Historical Validation Misses Black Swans

Overfitting describes what happens when you treat signal as noise. There is no harm to overfitting if all you are doing is compressing data. However, if you are extrapolating data then overfitting can be catastrophic.

One way to avoid overfitting is via a train-test split. The problem with a train-test split is that it is either vulnerable to black swans or it is extremely data inefficient.

This problem is mostly ignorable in Silicon Valley because failures tend to be short-tailed. It is unlikely for a car crash to kill more than a handful of people. If you train a neural network to drive a self-driving self-driving car then the worst thing you need to account for is the car crashes and kills a dozen people. If you want to keep the death toll below one in a million then all you have to do is reduce the odds of a car crash below one in twelve million. If you have twelve million roadtrips in your validation dataset then you things under control.

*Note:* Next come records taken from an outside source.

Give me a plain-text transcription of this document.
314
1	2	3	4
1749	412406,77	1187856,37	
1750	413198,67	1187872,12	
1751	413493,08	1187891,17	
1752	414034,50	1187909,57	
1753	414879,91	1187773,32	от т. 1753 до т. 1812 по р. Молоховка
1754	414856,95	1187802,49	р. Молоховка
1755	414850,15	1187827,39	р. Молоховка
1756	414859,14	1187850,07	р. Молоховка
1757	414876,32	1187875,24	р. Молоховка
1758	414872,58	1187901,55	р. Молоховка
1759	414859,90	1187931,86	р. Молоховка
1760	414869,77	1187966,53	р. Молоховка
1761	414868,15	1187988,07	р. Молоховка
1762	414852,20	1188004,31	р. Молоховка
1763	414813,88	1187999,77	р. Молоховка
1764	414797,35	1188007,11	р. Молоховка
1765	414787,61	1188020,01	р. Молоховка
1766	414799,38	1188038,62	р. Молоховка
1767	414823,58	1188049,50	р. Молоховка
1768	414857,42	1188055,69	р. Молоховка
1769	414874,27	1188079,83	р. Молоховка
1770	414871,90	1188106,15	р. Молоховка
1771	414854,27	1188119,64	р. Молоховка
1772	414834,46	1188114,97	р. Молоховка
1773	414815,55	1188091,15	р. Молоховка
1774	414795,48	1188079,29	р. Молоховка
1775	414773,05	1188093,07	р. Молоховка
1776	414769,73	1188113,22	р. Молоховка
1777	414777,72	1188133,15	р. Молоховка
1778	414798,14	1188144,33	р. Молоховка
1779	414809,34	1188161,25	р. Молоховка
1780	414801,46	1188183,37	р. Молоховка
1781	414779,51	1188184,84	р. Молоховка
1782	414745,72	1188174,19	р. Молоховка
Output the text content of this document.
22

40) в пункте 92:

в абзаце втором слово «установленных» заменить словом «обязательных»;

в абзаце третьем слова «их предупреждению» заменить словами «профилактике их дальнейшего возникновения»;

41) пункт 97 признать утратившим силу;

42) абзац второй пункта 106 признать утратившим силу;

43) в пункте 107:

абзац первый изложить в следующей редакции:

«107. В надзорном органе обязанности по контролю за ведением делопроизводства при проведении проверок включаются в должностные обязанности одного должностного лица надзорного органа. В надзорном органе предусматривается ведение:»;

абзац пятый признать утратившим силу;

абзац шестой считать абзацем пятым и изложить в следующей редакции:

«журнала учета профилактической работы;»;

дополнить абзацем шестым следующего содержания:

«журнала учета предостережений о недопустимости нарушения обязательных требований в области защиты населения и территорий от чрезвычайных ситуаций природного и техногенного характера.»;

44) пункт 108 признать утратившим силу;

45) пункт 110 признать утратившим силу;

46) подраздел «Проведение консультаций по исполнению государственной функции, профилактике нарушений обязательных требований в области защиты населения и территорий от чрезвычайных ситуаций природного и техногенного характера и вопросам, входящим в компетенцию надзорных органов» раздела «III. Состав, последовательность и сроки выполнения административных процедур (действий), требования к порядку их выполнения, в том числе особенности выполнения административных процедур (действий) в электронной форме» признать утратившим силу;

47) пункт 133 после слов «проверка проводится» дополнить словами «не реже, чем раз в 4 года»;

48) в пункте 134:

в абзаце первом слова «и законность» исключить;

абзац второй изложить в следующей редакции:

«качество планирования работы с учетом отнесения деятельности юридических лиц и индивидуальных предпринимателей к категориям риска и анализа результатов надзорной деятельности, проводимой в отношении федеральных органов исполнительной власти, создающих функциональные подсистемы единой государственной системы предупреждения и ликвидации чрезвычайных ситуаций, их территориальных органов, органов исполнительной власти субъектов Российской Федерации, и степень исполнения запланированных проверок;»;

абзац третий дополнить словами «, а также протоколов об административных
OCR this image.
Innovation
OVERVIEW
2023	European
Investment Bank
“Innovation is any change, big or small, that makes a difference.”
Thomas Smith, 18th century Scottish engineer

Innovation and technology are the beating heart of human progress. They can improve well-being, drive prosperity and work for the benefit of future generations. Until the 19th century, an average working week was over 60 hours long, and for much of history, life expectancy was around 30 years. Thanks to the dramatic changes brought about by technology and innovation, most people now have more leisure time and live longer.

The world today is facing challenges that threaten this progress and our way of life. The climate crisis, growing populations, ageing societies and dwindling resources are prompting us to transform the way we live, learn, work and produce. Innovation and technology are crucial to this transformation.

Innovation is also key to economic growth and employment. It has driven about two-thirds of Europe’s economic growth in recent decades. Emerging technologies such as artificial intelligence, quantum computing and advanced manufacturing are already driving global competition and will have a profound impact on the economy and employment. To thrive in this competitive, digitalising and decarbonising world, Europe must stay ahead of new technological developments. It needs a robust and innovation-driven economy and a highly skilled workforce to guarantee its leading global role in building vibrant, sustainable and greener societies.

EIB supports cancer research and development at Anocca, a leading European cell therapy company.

Financial trading systems tend to be highly-leveraged. A single failure can wipe out many years of profits. Suppose you are on Wall Street writing an algorithm to trade stocks. Your algorithm must weather financial crises 99.999% of the time without cataclysmic failure to average a profit. If you wanted to validate your algorithm by backtesting against historical data then you would need 100,000 financial crises in your dataset. There aren't that many financial crises in the historical record. You cannot solve this problem by backtesting.

More generally, to get $1-\epsilon$ confidence from a validation set, that validation set needs at least $n\geq\frac1{1-\epsilon}$ datapoints. Validation datasets are fine for short-tailed decisions. Validation datasets are inadequate for long-tailed decisions.

This is why I am so bearish on scaling up today's artificial neural networks (ANNs). I don't doubt they can handle short-tailed decisions. But today's ANNs are validated by using train-test splits. ANNs will be limited in their ability to solve small data problems insofar as they rely on train-test splits for validation.